Feb. 3 (Bloomberg) -- James River Coal Co., an unprofitable producer of the fuel in the eastern U.S., hired Perella Weinberg Partners LP to advise on the restructuring of its debt, according to people familiar with the matter.
Restructuring advisers including Blackstone Group LP have been pitching creditors, who have not yet formed an official negotiating group, said the people, who asked not be named because the discussions haven’t been made public.
The Richmond, Virginia-based coal company’s Chairman and Chief Executive Officer Peter Socha declined to comment on the company’s plans. Spokesmen for Perella Weinberg and Blackstone declined to comment on James River.
James River, which has closed mines and hasn’t posted an annual net profit since 2010, is among U.S. coal producers hurt by a decline in the price of the commodity. Booming natural gas output from shale rock in recent years has spurred some utilities to switch to gas from thermal coal for electricity generation. For metallurgical coal used in steelmaking, rising Australian output has helped create a global surplus.
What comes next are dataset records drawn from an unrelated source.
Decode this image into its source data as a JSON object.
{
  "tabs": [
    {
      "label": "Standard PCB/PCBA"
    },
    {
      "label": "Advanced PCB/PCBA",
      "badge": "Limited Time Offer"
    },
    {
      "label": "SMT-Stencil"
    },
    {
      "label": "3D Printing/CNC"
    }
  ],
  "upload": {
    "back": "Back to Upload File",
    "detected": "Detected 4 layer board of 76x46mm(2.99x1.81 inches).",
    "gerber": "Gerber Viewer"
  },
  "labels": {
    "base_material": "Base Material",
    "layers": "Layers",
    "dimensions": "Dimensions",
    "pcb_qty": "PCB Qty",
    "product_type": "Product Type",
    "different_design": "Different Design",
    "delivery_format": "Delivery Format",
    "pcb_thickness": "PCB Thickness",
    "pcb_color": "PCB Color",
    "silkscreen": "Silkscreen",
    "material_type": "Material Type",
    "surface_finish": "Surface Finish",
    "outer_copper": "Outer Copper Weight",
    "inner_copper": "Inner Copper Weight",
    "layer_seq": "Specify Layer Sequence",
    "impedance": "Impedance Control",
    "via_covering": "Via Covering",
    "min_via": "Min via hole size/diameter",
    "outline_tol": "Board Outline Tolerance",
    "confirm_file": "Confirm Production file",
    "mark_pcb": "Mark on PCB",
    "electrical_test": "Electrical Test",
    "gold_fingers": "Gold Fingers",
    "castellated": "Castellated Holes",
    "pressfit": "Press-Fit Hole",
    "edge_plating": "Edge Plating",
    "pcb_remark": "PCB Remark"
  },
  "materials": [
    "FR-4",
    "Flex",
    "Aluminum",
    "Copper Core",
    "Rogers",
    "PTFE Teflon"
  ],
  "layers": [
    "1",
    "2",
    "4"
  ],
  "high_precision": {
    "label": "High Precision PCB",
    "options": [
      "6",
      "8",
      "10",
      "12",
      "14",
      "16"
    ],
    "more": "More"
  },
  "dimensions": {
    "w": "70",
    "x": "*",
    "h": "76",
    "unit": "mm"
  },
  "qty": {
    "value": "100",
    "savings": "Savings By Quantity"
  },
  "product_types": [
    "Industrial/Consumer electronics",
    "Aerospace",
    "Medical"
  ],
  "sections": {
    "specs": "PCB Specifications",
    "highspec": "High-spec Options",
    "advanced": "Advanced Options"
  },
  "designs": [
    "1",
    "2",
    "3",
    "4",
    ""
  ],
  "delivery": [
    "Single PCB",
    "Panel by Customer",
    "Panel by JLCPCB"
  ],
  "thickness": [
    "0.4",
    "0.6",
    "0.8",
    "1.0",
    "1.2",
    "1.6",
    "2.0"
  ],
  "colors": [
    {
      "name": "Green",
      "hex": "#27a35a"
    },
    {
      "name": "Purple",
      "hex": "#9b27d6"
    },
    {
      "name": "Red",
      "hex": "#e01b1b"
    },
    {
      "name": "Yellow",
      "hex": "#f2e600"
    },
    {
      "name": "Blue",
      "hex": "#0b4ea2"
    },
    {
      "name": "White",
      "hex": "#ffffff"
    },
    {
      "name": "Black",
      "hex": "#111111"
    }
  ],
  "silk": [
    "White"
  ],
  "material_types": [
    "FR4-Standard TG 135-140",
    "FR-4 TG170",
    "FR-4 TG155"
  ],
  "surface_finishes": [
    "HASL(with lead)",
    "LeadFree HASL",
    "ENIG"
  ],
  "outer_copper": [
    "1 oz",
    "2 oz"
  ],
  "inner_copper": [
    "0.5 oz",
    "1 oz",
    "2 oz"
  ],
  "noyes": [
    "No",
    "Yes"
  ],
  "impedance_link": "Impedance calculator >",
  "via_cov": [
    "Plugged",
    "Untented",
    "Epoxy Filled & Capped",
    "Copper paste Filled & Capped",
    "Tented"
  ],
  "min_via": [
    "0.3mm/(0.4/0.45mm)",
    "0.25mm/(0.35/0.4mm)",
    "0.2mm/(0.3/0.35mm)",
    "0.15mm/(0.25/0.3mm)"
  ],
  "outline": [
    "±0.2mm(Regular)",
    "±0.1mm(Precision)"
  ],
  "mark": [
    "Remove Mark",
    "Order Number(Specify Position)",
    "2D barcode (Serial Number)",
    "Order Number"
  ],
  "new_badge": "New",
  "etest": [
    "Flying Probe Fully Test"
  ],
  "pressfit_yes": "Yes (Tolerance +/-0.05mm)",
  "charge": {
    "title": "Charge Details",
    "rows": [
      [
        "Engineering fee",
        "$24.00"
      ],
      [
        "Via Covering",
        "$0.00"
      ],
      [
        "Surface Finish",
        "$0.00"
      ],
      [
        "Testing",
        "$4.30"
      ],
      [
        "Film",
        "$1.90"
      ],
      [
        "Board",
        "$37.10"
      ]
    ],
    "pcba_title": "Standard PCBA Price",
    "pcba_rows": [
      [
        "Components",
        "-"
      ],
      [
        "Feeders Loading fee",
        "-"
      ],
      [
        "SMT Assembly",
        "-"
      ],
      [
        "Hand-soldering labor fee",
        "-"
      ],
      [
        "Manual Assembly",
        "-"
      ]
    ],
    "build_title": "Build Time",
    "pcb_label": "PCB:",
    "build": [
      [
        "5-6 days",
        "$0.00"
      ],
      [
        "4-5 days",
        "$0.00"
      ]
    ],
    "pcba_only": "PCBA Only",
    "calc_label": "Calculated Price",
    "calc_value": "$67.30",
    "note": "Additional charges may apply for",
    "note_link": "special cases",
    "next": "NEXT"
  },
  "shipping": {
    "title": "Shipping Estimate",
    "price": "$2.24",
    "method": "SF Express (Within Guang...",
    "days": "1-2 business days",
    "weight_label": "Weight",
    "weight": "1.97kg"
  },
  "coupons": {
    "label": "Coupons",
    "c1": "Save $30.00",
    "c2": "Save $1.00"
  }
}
Those pressures have contributed to mine shutdowns across the U.S., the firing of thousands of miners and the loss of millions of tons of domestic coal production. Patriot Coal Corp., one of the largest U.S. producers by volume, exited Chapter 11 bankruptcy in December after filing for reorganization in July 2012.
“It’s been no secret that they’ve been in need of some kind of capital in some kind of way,” James Rollyson, a Houston-based analyst with Raymond James Financial Inc., said by phone today. “There’s a few other guys that, if conditions stay the way they’ve been in the metallurgical-coal market, could be going the same way.”
James River fell 19 percent to 89 cents at the close in New York trading. That’s the lowest price in nine years, according to Bloomberg data, giving the company a market value of $32.1 million. It has lost more than $1.5 billion of market value since June 23, 2008, when its closing share price peaked at $62.14.
The company’s $270 million of 7.875 percent bonds coming due in April 2019 traded at 26.75 cents on the dollar to yield 46 percent on Jan. 22, according to Trace, the bond-price reporting system of the Financial Industry Regulatory Authority.
James River has $473 million of bonds outstanding, according to data compiled by Bloomberg. The company’s debt tumbled 43 percent last year, the worst performer among debentures from 12 U.S. coal operators, Bloomberg bond index data show.
James River filed for Chapter 11 bankruptcy protection in 2003, according to data compiled by Bloomberg. It emerged from bankruptcy the following year, according to Moody’s Investors Service.
James River’s coal production was 9.5 million tons in 2012. The price for Central Appalachian thermal coal, the U.S. benchmark for supplies of the commodity burned as fuel, has fallen for three consecutive years.